I would like to be able to see more of Larkin’s work in the future and learn more about it and her also. 

Nan Goldin, and American photographer, is very well known for her intimate portraits of people very close to her. She uses a diarist approach with her snap shot photographs. However, these are not snap shots that you would expect to find in a family album; she shows a different side to contemporary families. Look at themes of violence, drug abuse and arguments. 

I have always been inspired by Nan Goldin’s work; he photographs show a truth and something that we are shocked to see. 

I feel her work is connected to mine in that she is using almost like snap shot photographs to show the audience a side of everyday family life that they may be unaware of. 
Just like how we expect a certain side of the elderly, we expect photographs of our friends and family to show a happy side of life; a moment captured to be remembered. This is the complete opposite of Goldin’s work.

A photograph is only remembered when it shocks us and when we can bring our own personal experiences to it to create new meanings for ourselves. I feel both these things when viewing Goldin’s work. 

I loved photographing my Grandma and my great Aunty Mary. Whilst doing this I strangely felt closer to my Grandad. 

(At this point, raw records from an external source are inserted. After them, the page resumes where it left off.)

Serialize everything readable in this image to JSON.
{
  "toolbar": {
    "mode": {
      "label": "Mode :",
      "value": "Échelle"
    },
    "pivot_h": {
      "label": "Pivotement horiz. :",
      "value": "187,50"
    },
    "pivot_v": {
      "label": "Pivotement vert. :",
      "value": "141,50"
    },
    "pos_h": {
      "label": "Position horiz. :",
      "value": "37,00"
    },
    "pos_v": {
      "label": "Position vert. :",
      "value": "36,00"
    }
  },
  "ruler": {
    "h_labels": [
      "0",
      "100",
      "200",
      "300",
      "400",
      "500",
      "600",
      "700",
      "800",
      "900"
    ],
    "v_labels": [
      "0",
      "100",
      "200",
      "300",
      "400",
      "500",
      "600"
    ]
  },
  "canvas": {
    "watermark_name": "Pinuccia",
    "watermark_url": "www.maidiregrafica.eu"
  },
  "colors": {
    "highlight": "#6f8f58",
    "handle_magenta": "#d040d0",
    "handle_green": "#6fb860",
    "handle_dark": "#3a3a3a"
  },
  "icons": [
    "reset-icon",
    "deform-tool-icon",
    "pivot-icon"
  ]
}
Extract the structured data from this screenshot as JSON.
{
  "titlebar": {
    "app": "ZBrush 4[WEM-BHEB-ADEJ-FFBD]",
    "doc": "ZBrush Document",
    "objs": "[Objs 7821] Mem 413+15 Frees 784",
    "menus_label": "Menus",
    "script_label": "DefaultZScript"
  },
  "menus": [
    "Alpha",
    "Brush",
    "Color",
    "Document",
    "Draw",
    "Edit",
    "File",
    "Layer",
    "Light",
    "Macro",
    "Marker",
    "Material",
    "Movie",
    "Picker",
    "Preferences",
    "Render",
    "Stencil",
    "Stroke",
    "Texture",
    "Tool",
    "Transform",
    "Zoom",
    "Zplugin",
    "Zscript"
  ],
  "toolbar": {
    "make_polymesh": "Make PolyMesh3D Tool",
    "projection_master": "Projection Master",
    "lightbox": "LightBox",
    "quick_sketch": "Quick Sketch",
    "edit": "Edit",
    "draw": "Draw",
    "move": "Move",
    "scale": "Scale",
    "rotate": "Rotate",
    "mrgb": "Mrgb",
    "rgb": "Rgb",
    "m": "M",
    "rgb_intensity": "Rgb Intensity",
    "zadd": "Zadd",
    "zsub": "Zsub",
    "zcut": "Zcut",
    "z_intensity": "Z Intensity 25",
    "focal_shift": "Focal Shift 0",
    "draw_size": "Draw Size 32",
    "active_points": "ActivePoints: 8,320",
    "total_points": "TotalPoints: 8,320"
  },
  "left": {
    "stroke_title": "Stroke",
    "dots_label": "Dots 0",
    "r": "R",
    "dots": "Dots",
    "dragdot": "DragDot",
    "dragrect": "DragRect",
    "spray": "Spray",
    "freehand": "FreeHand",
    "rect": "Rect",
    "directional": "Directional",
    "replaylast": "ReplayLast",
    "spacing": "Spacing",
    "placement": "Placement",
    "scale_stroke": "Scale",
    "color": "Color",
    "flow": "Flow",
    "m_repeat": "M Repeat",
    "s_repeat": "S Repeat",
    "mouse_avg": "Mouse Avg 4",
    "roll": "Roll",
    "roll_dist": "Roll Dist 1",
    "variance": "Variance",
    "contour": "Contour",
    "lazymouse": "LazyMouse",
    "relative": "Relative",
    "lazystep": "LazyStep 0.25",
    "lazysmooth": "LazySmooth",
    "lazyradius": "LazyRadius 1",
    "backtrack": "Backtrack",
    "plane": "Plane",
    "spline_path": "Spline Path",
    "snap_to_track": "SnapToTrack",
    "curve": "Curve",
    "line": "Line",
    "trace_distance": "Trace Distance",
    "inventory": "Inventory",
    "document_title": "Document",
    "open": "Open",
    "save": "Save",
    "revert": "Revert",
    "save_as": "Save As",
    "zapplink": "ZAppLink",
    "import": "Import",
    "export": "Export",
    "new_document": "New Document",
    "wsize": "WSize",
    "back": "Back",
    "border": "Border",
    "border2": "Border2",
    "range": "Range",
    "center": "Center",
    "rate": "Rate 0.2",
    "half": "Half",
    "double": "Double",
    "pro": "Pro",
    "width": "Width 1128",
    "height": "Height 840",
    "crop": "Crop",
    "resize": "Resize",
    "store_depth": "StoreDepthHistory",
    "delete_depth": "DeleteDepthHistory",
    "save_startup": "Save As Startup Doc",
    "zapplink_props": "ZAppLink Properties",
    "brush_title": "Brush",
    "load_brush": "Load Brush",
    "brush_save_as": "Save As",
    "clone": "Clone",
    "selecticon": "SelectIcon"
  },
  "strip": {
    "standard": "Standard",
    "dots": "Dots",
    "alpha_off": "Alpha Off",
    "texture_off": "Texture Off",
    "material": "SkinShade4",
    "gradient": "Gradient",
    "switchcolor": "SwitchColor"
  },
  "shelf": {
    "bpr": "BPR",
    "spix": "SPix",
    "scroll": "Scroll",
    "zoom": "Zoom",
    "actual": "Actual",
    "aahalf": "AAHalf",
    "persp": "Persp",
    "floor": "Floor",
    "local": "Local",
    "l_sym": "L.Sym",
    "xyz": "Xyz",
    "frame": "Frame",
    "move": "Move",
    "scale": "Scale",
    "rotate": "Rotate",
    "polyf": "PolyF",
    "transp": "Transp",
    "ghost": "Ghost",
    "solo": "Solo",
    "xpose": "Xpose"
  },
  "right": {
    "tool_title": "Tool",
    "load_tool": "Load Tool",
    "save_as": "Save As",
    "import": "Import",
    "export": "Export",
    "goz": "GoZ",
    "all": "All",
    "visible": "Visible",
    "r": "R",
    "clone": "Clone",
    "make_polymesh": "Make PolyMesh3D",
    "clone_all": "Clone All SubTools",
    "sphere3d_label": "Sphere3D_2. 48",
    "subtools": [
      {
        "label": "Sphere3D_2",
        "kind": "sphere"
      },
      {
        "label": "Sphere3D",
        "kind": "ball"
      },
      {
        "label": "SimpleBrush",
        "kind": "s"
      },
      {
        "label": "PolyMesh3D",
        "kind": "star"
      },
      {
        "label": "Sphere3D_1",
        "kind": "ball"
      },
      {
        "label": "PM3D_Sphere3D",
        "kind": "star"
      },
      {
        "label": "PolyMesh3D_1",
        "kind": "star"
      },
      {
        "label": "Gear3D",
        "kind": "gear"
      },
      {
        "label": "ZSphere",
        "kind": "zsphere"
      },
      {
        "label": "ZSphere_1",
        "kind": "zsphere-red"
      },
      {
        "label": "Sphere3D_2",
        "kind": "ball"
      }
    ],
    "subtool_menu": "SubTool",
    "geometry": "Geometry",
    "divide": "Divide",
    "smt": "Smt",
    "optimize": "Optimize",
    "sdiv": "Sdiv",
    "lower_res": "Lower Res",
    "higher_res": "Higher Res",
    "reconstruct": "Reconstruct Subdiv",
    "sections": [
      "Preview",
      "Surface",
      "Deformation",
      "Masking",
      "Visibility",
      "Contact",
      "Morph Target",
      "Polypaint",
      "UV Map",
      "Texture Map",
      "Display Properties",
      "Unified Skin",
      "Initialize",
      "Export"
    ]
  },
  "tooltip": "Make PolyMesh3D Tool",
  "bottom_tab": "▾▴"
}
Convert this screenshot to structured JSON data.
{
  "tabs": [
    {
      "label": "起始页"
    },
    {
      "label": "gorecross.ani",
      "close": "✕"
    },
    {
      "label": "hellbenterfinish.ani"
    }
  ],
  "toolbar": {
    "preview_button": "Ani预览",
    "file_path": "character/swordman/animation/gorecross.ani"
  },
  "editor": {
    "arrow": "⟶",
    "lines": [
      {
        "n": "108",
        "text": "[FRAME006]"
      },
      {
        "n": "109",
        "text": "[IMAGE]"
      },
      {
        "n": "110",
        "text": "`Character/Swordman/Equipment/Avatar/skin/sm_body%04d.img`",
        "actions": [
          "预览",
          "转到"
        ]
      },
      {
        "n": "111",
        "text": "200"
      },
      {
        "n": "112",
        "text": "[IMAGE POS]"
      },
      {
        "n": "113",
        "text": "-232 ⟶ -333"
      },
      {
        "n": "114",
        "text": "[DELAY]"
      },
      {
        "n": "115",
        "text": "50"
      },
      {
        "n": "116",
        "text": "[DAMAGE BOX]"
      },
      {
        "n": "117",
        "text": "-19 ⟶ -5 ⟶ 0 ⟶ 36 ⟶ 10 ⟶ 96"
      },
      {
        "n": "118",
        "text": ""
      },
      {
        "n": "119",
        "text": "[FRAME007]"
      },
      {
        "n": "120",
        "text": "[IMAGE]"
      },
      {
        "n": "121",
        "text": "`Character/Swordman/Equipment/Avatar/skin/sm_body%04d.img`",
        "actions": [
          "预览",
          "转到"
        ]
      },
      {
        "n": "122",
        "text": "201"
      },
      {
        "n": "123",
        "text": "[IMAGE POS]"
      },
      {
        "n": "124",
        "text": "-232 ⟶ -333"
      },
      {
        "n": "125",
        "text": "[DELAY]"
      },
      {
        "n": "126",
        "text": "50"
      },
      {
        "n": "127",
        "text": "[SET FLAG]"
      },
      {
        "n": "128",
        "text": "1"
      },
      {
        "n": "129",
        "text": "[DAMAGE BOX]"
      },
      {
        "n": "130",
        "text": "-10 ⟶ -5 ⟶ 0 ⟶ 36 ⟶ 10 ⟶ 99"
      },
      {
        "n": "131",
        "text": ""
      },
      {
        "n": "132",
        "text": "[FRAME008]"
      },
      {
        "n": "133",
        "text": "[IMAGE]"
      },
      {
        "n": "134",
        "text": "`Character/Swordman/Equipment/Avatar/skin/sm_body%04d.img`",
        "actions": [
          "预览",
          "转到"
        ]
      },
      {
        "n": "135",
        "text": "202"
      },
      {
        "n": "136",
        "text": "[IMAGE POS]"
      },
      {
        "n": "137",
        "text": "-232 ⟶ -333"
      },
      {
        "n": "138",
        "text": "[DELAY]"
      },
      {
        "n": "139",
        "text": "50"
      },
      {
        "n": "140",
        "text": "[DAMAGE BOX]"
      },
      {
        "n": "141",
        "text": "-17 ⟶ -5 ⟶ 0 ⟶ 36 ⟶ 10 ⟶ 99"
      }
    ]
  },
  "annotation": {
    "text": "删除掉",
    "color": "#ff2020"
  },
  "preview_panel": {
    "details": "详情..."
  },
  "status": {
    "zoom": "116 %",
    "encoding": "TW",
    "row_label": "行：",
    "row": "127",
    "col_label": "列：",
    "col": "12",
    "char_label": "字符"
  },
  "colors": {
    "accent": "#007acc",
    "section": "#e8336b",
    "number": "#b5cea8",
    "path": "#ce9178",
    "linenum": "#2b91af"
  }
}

Every month all my two great Aunts, my Grandma and my great Uncle meat for lunch and a catch up. For some, this is the only thing they have to look forward to every month as they rarely get the chance to leave their homes. 

I joined the meal to catch up with my family myself but also to document the good times I know they have. They do not stop talking the whole time that they are there and are constantly happy, this is something I am very envious of. One of my Aunties in particular struggles to walk and is in and out of hospital a lot because of this, however, she is one of the happiest and cheerful people I know. 

I’m very partial to these photographs as I love my family and know them very well. However, to others are they mere snap shots?